Tale of etcd upgrade

Posted on Jul 10, 2019

This blog post is about how a simple straightforward task never goes according to plan in a distributed system. Always expect the unexpected. I work at Microsoft, Azure Kubernetes team, and was recently asked to investigate upgrading legacy etcd v2(2.2) to v3(3.2). We run a large number of etcd clusters in production, spread across multiple regions, and many clusters are still running v2. Running an N master configuration, you can imagine the complexity of upgrading a large number of etcd instances with zero downtime.

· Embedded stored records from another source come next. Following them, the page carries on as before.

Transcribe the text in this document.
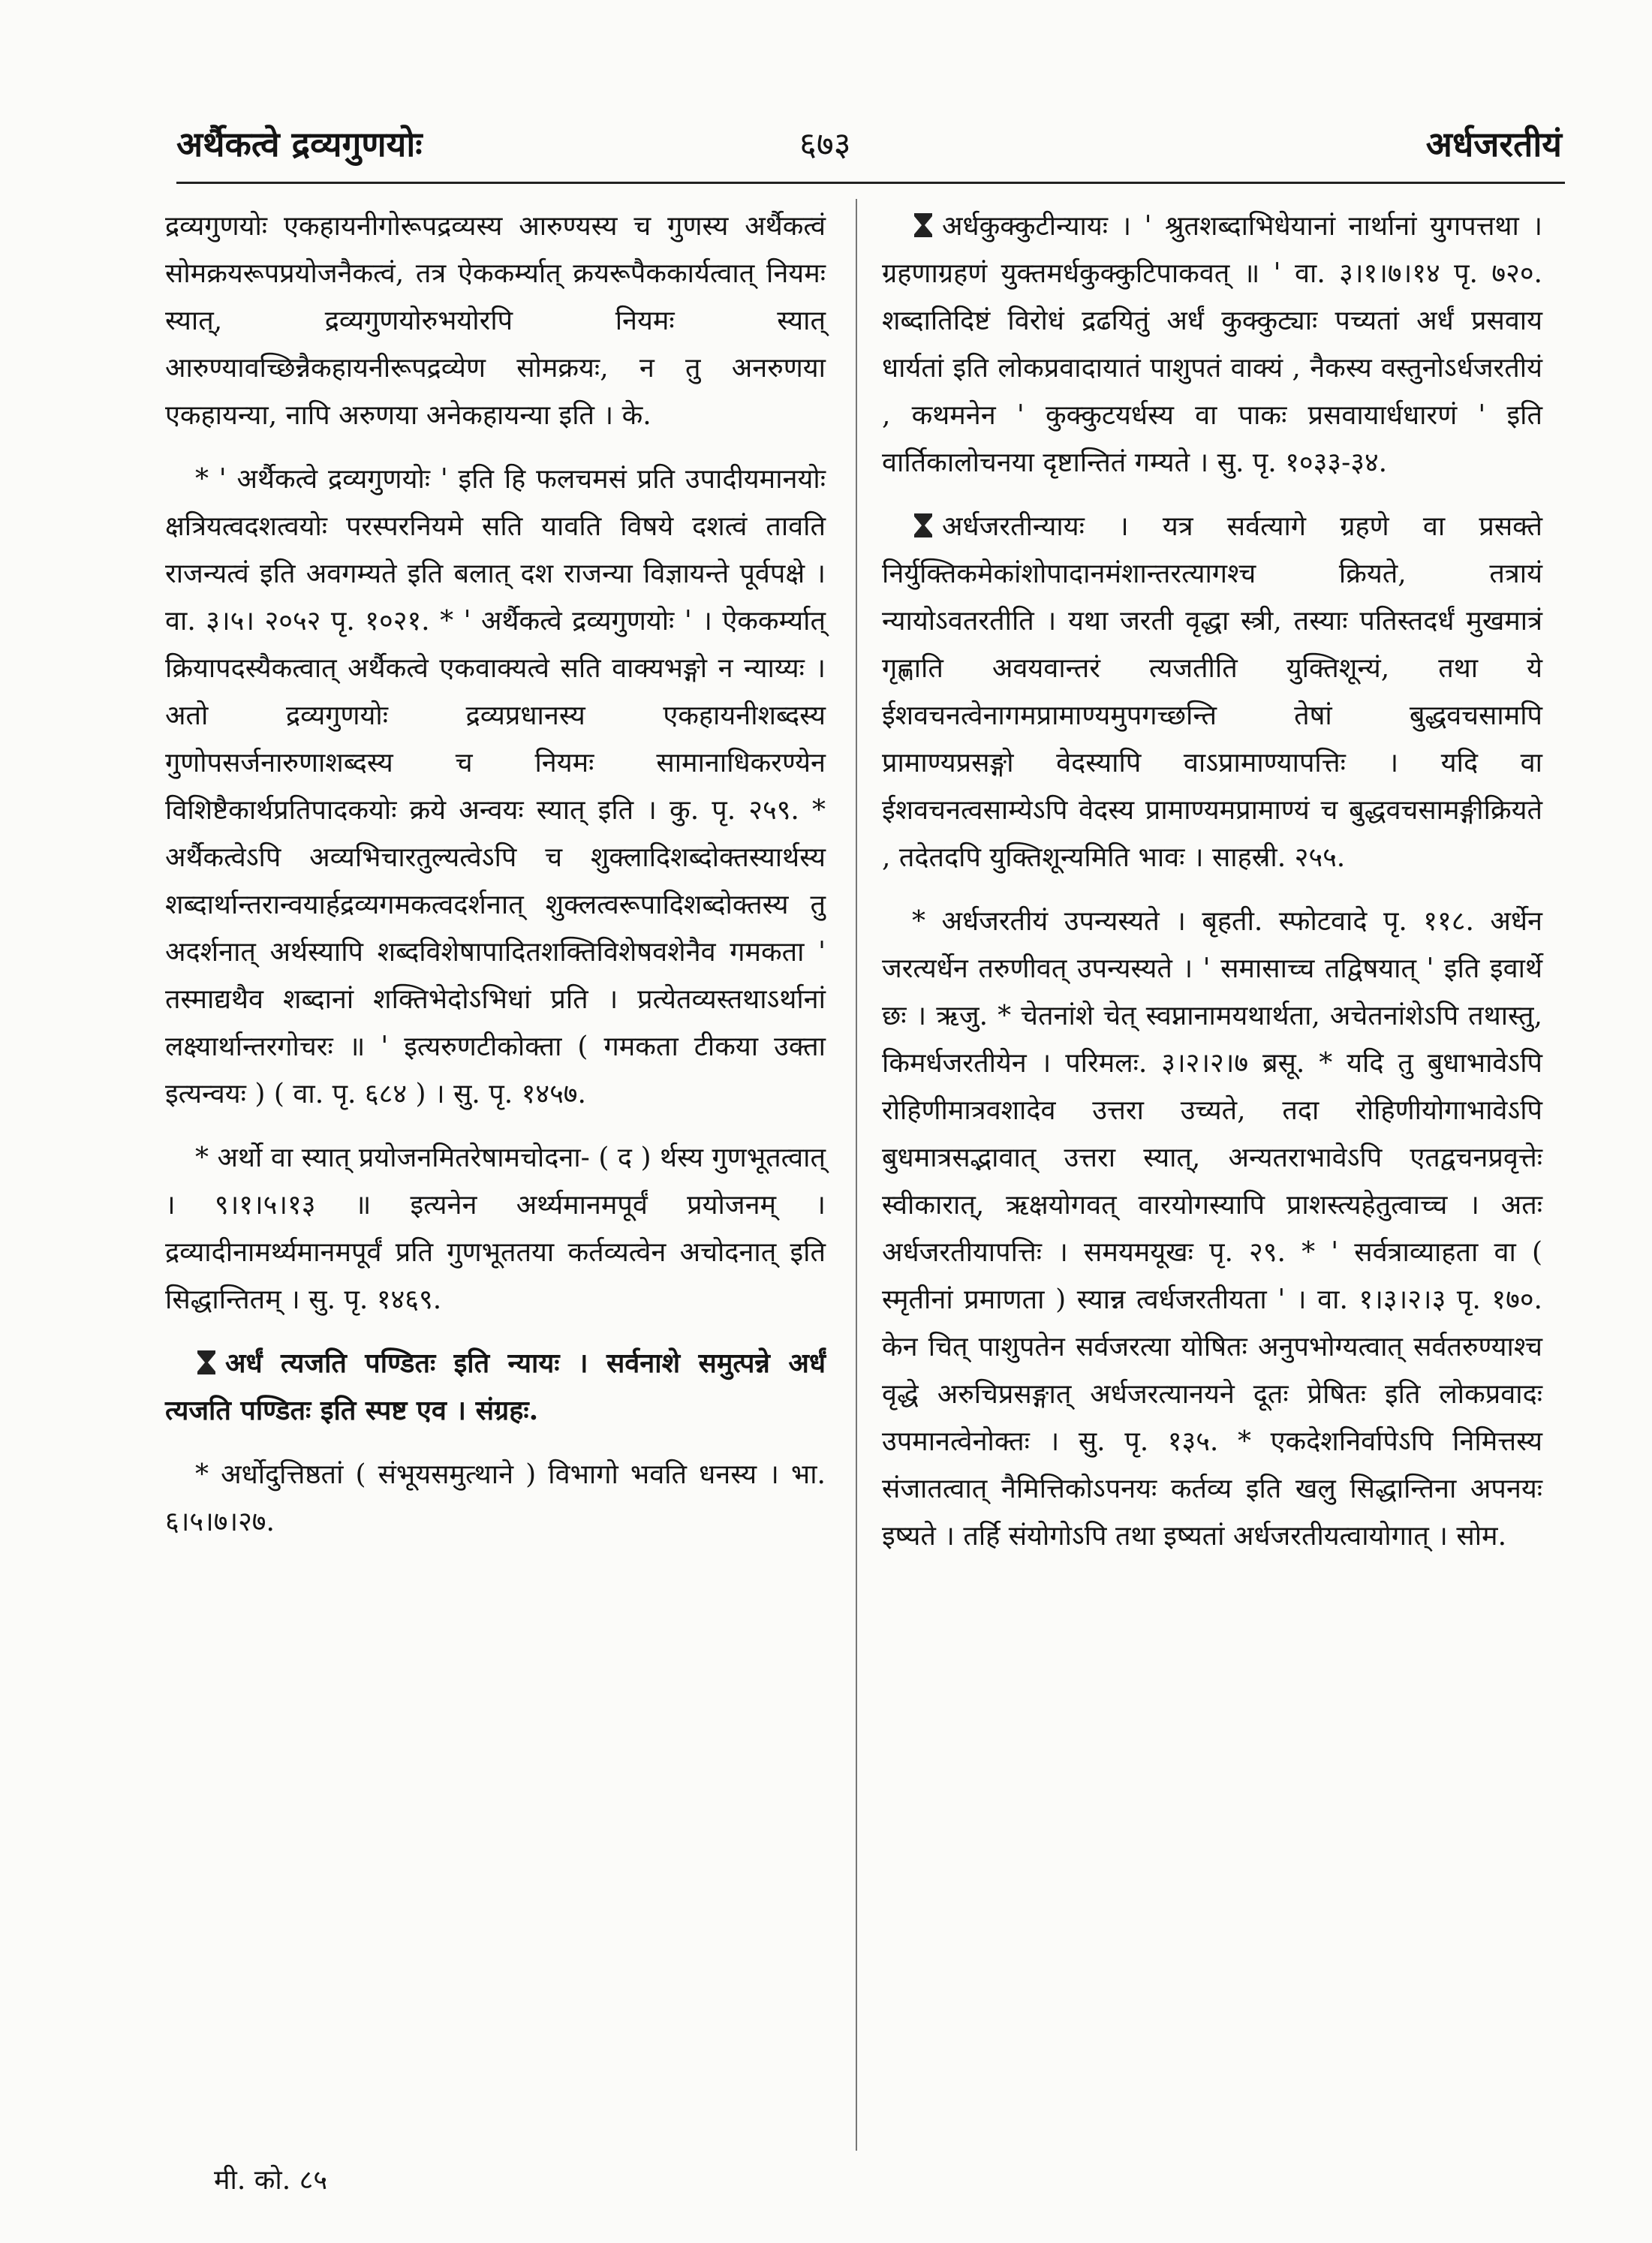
अर्थैकत्वे द्रव्यगुणयोः	६७३	अर्धजरतीयं

द्रव्यगुणयोः एकहायनीगोरूपद्रव्यस्य आरुण्यस्य च गुणस्य अर्थैकत्वं सोमक्रयरूपप्रयोजनैकत्वं, तत्र ऐककर्म्यात् क्रयरूपैककार्यत्वात् नियमः स्यात्, द्रव्यगुणयोरुभयोरपि नियमः स्यात् आरुण्यावच्छिन्नैकहायनीरूपद्रव्येण सोमक्रयः, न तु अनरुणया एकहायन्या, नापि अरुणया अनेकहायन्या इति । के.

* ' अर्थैकत्वे द्रव्यगुणयोः ' इति हि फलचमसं प्रति उपादीयमानयोः क्षत्रियत्वदशत्वयोः परस्परनियमे सति यावति विषये दशत्वं तावति राजन्यत्वं इति अवगम्यते इति बलात् दश राजन्या विज्ञायन्ते पूर्वपक्षे । वा. ३।५। २०५२ पृ. १०२१. * ' अर्थैकत्वे द्रव्यगुणयोः ' । ऐककर्म्यात् क्रियापदस्यैकत्वात् अर्थैकत्वे एकवाक्यत्वे सति वाक्यभङ्गो न न्याय्यः । अतो द्रव्यगुणयोः द्रव्यप्रधानस्य एकहायनीशब्दस्य गुणोपसर्जनारुणाशब्दस्य च नियमः सामानाधिकरण्येन विशिष्टैकार्थप्रतिपादकयोः क्रये अन्वयः स्यात् इति । कु. पृ. २५९. * अर्थैकत्वेऽपि अव्यभिचारतुल्यत्वेऽपि च शुक्लादिशब्दोक्तस्यार्थस्य शब्दार्थान्तरान्वयार्हद्रव्यगमकत्वदर्शनात् शुक्लत्वरूपादिशब्दोक्तस्य तु अदर्शनात् अर्थस्यापि शब्दविशेषापादितशक्तिविशेषवशेनैव गमकता ' तस्माद्यथैव शब्दानां शक्तिभेदोऽभिधां प्रति । प्रत्येतव्यस्तथाऽर्थानां लक्ष्यार्थान्तरगोचरः ॥ ' इत्यरुणटीकोक्ता ( गमकता टीकया उक्ता इत्यन्वयः ) ( वा. पृ. ६८४ ) । सु. पृ. १४५७.

* अर्थो वा स्यात् प्रयोजनमितरेषामचोदना- ( द ) र्थस्य गुणभूतत्वात् । ९।१।५।१३ ॥ इत्यनेन अर्थ्यमानमपूर्वं प्रयोजनम् । द्रव्यादीनामर्थ्यमानमपूर्वं प्रति गुणभूततया कर्तव्यत्वेन अचोदनात् इति सिद्धान्तितम् । सु. पृ. १४६९.

अर्धं त्यजति पण्डितः इति न्यायः । सर्वनाशे समुत्पन्ने अर्धं त्यजति पण्डितः इति स्पष्ट एव । संग्रहः.

* अर्धोदुत्तिष्ठतां ( संभूयसमुत्थाने ) विभागो भवति धनस्य । भा. ६।५।७।२७.

अर्धकुक्कुटीन्यायः । ' श्रुतशब्दाभिधेयानां नार्थानां युगपत्तथा । ग्रहणाग्रहणं युक्तमर्धकुक्कुटिपाकवत् ॥ ' वा. ३।१।७।१४ पृ. ७२०. शब्दातिदिष्टं विरोधं द्रढयितुं अर्धं कुक्कुट्याः पच्यतां अर्धं प्रसवाय धार्यतां इति लोकप्रवादायातं पाशुपतं वाक्यं , नैकस्य वस्तुनोऽर्धजरतीयं , कथमनेन ' कुक्कुटयर्धस्य वा पाकः प्रसवायार्धधारणं ' इति वार्तिकालोचनया दृष्टान्तितं गम्यते । सु. पृ. १०३३-३४.

अर्धजरतीन्यायः । यत्र सर्वत्यागे ग्रहणे वा प्रसक्ते निर्युक्तिकमेकांशोपादानमंशान्तरत्यागश्च क्रियते, तत्रायं न्यायोऽवतरतीति । यथा जरती वृद्धा स्त्री, तस्याः पतिस्तदर्धं मुखमात्रं गृह्णाति अवयवान्तरं त्यजतीति युक्तिशून्यं, तथा ये ईशवचनत्वेनागमप्रामाण्यमुपगच्छन्ति तेषां बुद्धवचसामपि प्रामाण्यप्रसङ्गो वेदस्यापि वाऽप्रामाण्यापत्तिः । यदि वा ईशवचनत्वसाम्येऽपि वेदस्य प्रामाण्यमप्रामाण्यं च बुद्धवचसामङ्गीक्रियते , तदेतदपि युक्तिशून्यमिति भावः । साहस्री. २५५.

* अर्धजरतीयं उपन्यस्यते । बृहती. स्फोटवादे पृ. ११८. अर्धेन जरत्यर्धेन तरुणीवत् उपन्यस्यते । ' समासाच्च तद्विषयात् ' इति इवार्थे छः । ऋजु. * चेतनांशे चेत् स्वप्नानामयथार्थता, अचेतनांशेऽपि तथास्तु, किमर्धजरतीयेन । परिमलः. ३।२।२।७ ब्रसू. * यदि तु बुधाभावेऽपि रोहिणीमात्रवशादेव उत्तरा उच्यते, तदा रोहिणीयोगाभावेऽपि बुधमात्रसद्भावात् उत्तरा स्यात्, अन्यतराभावेऽपि एतद्वचनप्रवृत्तेः स्वीकारात्, ऋक्षयोगवत् वारयोगस्यापि प्राशस्त्यहेतुत्वाच्च । अतः अर्धजरतीयापत्तिः । समयमयूखः पृ. २९. * ' सर्वत्राव्याहता वा ( स्मृतीनां प्रमाणता ) स्यान्न त्वर्धजरतीयता ' । वा. १।३।२।३ पृ. १७०. केन चित् पाशुपतेन सर्वजरत्या योषितः अनुपभोग्यत्वात् सर्वतरुण्याश्च वृद्धे अरुचिप्रसङ्गात् अर्धजरत्यानयने दूतः प्रेषितः इति लोकप्रवादः उपमानत्वेनोक्तः । सु. पृ. १३५. * एकदेशनिर्वापेऽपि निमित्तस्य संजातत्वात् नैमित्तिकोऽपनयः कर्तव्य इति खलु सिद्धान्तिना अपनयः इष्यते । तर्हि संयोगोऽपि तथा इष्यतां अर्धजरतीयत्वायोगात् । सोम.

मी. को. ८५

Actions performed across the fleet include:

Pre-Monitoring
Detection
Testing
Upgrade
Post-Monitoring

Pre-Monitoring

Having solid monitoring on our end is the critical piece in any operation performed against production. This includes not just monitoring etcd itself, but also the application depending on etcd (in our case Kubernetes clusters). This also brings confidence in our pre and post upgrade processes.

Detection

Any upgrade process involves a detection phase:

etcd versions
etcd backend store, we needed to upgrade from v2 to v3 (mvcc) store (realized at a later point)
etcd security, making sure it’s using TLS (realized at a later point)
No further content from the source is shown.